Тёплые воспоминания о Латвии. Часть 1

Валерий Трахтенберг
   
      Первые дни января далёкого 1965-го года. Приехал из
  Миасса в очную аспирантуру. В Ригу. Привычная с детства
  балтийская погода (после войны отец служил в морской авиации
  в Эстонии, Литве, Калининградской области). Непривычная
  (после Урала) чистота и ... митинг. На улице Падомью человек
  двести (в основном мужчины, все в кожаных куртках и кепи, с
  какими-то повязками на рукаве) слушали оратора, который эмо-
  ционально говорил со строительных лесов (на непонятном мне
  языке), энергично жестикулируя правой рукой. Митингующие
  встречали возгласом почти каждую фразу оратора. Я спросил у
  стоявших поодаль женщин о цели митинга. Одна ответила по-
  -латышски. Другая - что это отсидевшие в Сибири за преступ-
  ления во время и после войны.
      Приехал в институт, встретился с руководителем - ныне
  покойным Растригиным Леонардом Андреевичем, оформился, полу-
  чил направление в общежитие в Саласпилсе.
      В тот же день посетил незаконченный мемориал жерт-
  вам фашизма, сооружаемый на месте бывшего концлагеря.
  (В наше время латышские власти, переписывая историю, называют
  этот лагерь обычным лагерем трудового воспитания.
  Национальное самосознание "воссоздаётся" путём забвения
  фашистских злодеяний и строительства памятника палачам на
  могилах их жертв в Саласпилсе. Кощунство!..)
      В института мне сказали, что составляется список желающих
  приобрести квартиру в запланированном к строитель-
  ству очередном доме (позже такие квартиры назвали "хрущёв-
  ками", но тогда люди радовались, въезжая в чудо-квартиры).
  Требовалась постоянная прописка в Риге или в районе.
  Поиски привели меня в Слоку и далее в расположенное в десяти
  километрах лесничество. Пройдя-пробежав по слякоти эти кило-
  метры, обнаружил большую чёрную избу-сруб и согнутую в три
  погибели старуху с тяжеленной вязанкой дров на спине.
  Поздоровался, предложил помощь, отнёс вязанку до входа в избу.
      С заметным акцентом женщина стала выспрашивать у меня -
  кто я, что я, не убегаю ли от алиментов (о цели моего визита
  ей, похоже, уже сообщили). Протянул паспорт. Она долго его
  читала, рассматривала. А я поражался перевоплощению этой
  старухи в красивую женщину лет сорока пяти. Завела в дом,
  усадила за стол и почти бегом исчезла в другой комнате.
  Вышла с альбомом в руках. Я ничего не понимал.
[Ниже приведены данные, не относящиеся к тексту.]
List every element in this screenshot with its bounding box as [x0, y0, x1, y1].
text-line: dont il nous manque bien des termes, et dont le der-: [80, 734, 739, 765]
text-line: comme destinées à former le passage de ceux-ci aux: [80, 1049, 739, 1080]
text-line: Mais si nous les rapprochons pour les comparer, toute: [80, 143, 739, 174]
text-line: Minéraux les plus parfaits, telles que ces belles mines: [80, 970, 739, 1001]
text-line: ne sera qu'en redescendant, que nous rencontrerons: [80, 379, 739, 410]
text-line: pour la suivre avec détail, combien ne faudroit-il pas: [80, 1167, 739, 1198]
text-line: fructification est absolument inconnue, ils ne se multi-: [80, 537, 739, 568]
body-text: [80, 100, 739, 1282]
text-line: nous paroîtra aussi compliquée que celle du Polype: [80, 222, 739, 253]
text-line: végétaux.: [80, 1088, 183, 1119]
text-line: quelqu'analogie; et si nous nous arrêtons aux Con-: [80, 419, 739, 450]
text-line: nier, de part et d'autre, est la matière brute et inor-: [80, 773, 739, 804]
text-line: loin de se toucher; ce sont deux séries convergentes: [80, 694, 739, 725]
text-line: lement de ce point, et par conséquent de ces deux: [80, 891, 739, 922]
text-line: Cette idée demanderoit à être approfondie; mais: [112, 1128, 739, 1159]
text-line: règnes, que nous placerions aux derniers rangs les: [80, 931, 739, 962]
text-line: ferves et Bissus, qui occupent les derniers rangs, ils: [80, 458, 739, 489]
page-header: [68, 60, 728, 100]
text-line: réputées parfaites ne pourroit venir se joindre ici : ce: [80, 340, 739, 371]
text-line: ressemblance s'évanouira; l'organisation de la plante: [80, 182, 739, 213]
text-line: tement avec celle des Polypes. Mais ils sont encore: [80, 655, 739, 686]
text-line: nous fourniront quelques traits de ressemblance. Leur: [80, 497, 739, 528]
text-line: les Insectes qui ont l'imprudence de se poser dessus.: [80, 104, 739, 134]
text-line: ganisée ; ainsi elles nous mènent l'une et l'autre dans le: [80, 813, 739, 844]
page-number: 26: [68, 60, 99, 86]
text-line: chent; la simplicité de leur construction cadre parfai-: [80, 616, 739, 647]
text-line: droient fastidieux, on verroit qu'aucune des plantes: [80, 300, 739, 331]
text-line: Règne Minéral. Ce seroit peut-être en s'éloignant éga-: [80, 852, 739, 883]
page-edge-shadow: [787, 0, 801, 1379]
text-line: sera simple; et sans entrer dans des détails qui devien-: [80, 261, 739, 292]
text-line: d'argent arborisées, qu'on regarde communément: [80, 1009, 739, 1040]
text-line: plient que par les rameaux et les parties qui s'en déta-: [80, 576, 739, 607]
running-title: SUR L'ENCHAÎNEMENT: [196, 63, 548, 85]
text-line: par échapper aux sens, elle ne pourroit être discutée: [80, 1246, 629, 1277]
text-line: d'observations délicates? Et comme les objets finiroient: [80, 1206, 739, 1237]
Открыла аль-
  бом и начала рассказ с показом фотокарточек- иллюстраций.
      До войны она была айзсаргом-кавалеристом (фото стройной
  девушки в военной форме, рука - на холке рядом стоЯщего
  красавца-коня). Во время войны служила, естественно, на сто-
  роне немцев, участвовала в боевых действиях ("В меня стреля-
  ли - я стреляла. Но к уничтожению мирного населения или во-
  еннопленных - ни в Бикерниекском лесу, ни в Саласпилсе, ни
  в других местах не привлекалась". Именно "не привлекалась" -
  так она сказала).На других фото она с друзьями, на тренировках,
  на стрельбище, на отдыхе, во время торжественных встреч и т.п.
      Я пытался угадать причину её откровенности перед незнако-
  мым человеком... По её просьбе рассказал о своём отце, его
  фронтовом пути, многочисленных боевых наградах. С её стороны
  не было ни злобы, ни (как сейчас говорят) негатива. "Уважаю
  смелых вояк - неважно, друг он или враг" - примерно такими
  были её комментарии. Долго расспрашивала о других моих родствен-
  никах, особенно проживающих за границей (таковых у
  меня не было; по крайней мере, о таковых я не слышал).
      Наконец, открыла очередное фото - подтянутый молодой не-
  мецкий офицер ("Это моя единственная любовь... Его фамилия
  ... Трахтенберг.") Следы её любовника затерялись в конце
  44-го. Она до сих пор не знает, жив он или мёртв, был в пле-
  ну или сумел оказаться где-нибудь в Южной Америке ("Он же
  был разведчиком...")
      Свой рассказ она закончила словами: "Если б выпустили за
   границу, я бы всё узнала. Но с моей биографией..."
  Не хотелось говорить, что и с моей чистой биографией поездки
  за рубеж исключены в ближайшие десять лет из-за бывшей
  формы допуска. И не только...
      Хотя никаких утешительных для неё сведений не получила,
  согласилась оформить мне постоянную прописку в течение двух-
  -трёх недель (за очень умеренную плату). Договорились о дате
  встречи в Слоке ("Мне верхом легче добраться, чем тебе пешком
  идти сюда".) Оставил паспорт и деньги.